The final song, the title song of the cd, is the most unheimisch of the whole set. In this heartfelt, sombre version of Musick To Play In The Dark's last song "The Dreamer Is Still Asleep", which was also the first song to be part of Jhonn Balances burial rites, Balance seems foresee the circumstances of his own death - enough to make one fleetingly believe superstitious, irrational things. The Treshold House website states correctly that "...much of the work of Coil, Jhonn's Life's Work in fact, described or addressed that Very Moment" (meaning the moment of his death).
'Triple Sons and the One You Bury' is the song from this cd that speaks most strongly to me personally. It's lyrics are replete with images of mortality. For me, the song is about the death of Christ at Golgotha, as Jesus, Son of God, was hung on the cross between two sons of man, two robbers. Tellingly, yew berries feature in the lyrics and in a short monologue at the end of the song. Through assonance, Jhonn Balance associates these berries with burial: "I swallow the one yew berry" becomes "I swallow the one you bury". The poisonous yew is known as the Tree of the Cross. The yew-trees of Nevern in Dyfed, Wales, are said to bleed a red substance every year in sympathy with the Christ.
'And the One You Bury' thus is Christ himself, whose burial is literature's most famous, and whose death was foretold (both by himself and by Isaiah, amongst others) like that of Jhonn Balance.

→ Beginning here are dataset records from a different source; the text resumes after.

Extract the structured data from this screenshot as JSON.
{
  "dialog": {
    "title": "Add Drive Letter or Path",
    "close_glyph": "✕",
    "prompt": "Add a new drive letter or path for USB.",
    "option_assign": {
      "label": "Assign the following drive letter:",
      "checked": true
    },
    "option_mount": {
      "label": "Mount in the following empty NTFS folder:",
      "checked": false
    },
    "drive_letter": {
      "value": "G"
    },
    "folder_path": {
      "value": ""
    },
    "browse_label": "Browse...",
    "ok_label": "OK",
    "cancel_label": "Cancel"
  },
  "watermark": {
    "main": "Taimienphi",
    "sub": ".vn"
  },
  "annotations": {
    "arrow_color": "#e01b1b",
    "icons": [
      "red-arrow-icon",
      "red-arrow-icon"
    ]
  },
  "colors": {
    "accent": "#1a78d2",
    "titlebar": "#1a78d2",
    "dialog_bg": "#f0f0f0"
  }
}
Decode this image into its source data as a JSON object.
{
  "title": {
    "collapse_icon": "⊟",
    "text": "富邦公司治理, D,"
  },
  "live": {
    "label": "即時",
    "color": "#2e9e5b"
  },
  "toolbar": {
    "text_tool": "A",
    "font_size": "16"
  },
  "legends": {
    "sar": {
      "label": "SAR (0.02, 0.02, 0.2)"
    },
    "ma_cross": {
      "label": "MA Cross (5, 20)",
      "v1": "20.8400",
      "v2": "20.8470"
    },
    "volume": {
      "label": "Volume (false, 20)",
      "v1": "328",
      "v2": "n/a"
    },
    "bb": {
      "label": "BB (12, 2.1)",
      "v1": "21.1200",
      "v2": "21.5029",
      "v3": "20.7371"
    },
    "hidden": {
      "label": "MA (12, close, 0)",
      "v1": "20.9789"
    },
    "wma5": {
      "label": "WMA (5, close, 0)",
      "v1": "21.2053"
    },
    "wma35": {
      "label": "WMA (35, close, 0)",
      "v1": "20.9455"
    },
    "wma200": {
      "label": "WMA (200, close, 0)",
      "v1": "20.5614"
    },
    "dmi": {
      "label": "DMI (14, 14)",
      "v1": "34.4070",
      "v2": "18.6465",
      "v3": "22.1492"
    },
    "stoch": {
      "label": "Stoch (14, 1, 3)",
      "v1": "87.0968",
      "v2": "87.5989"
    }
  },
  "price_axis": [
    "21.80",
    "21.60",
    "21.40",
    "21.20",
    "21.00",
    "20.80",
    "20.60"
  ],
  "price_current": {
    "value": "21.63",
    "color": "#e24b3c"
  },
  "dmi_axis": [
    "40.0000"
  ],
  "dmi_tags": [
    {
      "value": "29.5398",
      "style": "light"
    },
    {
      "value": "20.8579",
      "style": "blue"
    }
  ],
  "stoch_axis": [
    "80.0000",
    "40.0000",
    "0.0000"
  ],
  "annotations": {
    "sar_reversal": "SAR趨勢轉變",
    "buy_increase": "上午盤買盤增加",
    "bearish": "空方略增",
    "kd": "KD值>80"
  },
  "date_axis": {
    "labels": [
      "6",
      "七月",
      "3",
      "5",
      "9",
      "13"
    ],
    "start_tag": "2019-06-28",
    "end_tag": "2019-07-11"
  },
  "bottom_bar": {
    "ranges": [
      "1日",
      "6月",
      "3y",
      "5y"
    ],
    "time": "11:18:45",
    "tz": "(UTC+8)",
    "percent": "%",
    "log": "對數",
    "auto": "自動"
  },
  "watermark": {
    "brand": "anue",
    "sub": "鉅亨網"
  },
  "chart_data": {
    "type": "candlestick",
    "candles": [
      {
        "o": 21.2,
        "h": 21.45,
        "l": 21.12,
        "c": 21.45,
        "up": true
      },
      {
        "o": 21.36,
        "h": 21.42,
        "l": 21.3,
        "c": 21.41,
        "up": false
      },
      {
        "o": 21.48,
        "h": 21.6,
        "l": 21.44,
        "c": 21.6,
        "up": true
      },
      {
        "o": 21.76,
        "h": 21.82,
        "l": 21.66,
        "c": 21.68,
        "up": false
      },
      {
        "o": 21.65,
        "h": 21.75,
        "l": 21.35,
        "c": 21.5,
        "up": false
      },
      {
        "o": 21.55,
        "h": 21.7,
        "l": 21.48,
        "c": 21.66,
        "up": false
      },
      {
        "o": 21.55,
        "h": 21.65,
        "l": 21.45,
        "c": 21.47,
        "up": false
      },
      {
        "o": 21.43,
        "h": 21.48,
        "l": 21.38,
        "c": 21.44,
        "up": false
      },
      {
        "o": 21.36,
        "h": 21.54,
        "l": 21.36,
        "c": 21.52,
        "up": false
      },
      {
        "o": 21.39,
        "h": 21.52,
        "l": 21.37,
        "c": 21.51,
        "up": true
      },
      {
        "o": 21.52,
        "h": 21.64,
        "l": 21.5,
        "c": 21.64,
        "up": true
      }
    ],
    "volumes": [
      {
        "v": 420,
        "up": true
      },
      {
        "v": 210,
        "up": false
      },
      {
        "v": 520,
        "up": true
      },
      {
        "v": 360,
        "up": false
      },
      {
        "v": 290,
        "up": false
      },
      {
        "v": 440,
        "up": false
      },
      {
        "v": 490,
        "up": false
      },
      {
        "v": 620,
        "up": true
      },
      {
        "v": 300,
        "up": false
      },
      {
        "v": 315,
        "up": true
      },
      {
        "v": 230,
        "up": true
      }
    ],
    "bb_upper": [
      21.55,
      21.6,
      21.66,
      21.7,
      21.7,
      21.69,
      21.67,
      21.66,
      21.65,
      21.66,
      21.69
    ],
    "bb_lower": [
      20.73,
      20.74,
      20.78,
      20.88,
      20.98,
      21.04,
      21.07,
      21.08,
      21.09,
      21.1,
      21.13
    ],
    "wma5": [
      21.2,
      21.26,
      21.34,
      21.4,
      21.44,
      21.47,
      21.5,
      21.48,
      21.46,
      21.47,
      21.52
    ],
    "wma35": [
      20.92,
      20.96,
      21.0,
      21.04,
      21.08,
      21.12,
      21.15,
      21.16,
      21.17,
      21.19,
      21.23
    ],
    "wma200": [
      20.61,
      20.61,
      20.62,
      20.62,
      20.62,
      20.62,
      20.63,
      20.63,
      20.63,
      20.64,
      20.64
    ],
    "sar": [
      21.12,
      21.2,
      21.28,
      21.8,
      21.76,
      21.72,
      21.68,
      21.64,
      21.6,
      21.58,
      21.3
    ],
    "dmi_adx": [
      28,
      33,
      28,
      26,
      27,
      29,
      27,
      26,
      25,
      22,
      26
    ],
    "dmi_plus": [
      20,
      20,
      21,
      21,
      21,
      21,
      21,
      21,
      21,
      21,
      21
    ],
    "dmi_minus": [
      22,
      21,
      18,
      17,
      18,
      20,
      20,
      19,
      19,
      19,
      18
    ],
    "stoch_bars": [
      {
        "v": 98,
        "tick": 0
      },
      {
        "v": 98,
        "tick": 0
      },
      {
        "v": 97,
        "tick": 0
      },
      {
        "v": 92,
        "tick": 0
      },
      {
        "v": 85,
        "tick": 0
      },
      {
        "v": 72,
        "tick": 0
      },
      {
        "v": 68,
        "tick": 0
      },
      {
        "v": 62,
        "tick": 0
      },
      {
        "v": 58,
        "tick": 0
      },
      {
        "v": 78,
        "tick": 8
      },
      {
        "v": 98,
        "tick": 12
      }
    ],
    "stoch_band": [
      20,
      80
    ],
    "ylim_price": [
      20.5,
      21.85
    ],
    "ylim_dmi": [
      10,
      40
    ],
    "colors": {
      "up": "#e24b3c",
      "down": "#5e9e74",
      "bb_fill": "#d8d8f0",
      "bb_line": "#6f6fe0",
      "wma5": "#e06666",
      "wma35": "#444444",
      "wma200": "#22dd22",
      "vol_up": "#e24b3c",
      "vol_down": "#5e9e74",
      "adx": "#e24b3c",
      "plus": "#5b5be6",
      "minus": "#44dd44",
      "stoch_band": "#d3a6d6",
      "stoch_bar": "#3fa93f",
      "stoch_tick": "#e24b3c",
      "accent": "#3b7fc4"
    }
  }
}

In the lyrics, 'the One You Bury' equals 'a cup of mercury', as both are swallowed. The element of mercury sometimes is associated with Christ in alchemical occultism. The line "I swallow the one you bury" thus can be construed to refer to the eucharist: drinking inebriating wine transsubstanciated into the blood of Christ in that truly poetic rite of Christianity, a rite that resonates with ancient, pre-christian meanings.
Undoubtedly one could write an interesting Phd-thesis on occult imagery in Balance's lyrics.
Isn't he our modern-day Frazerian Baldur or Adonis?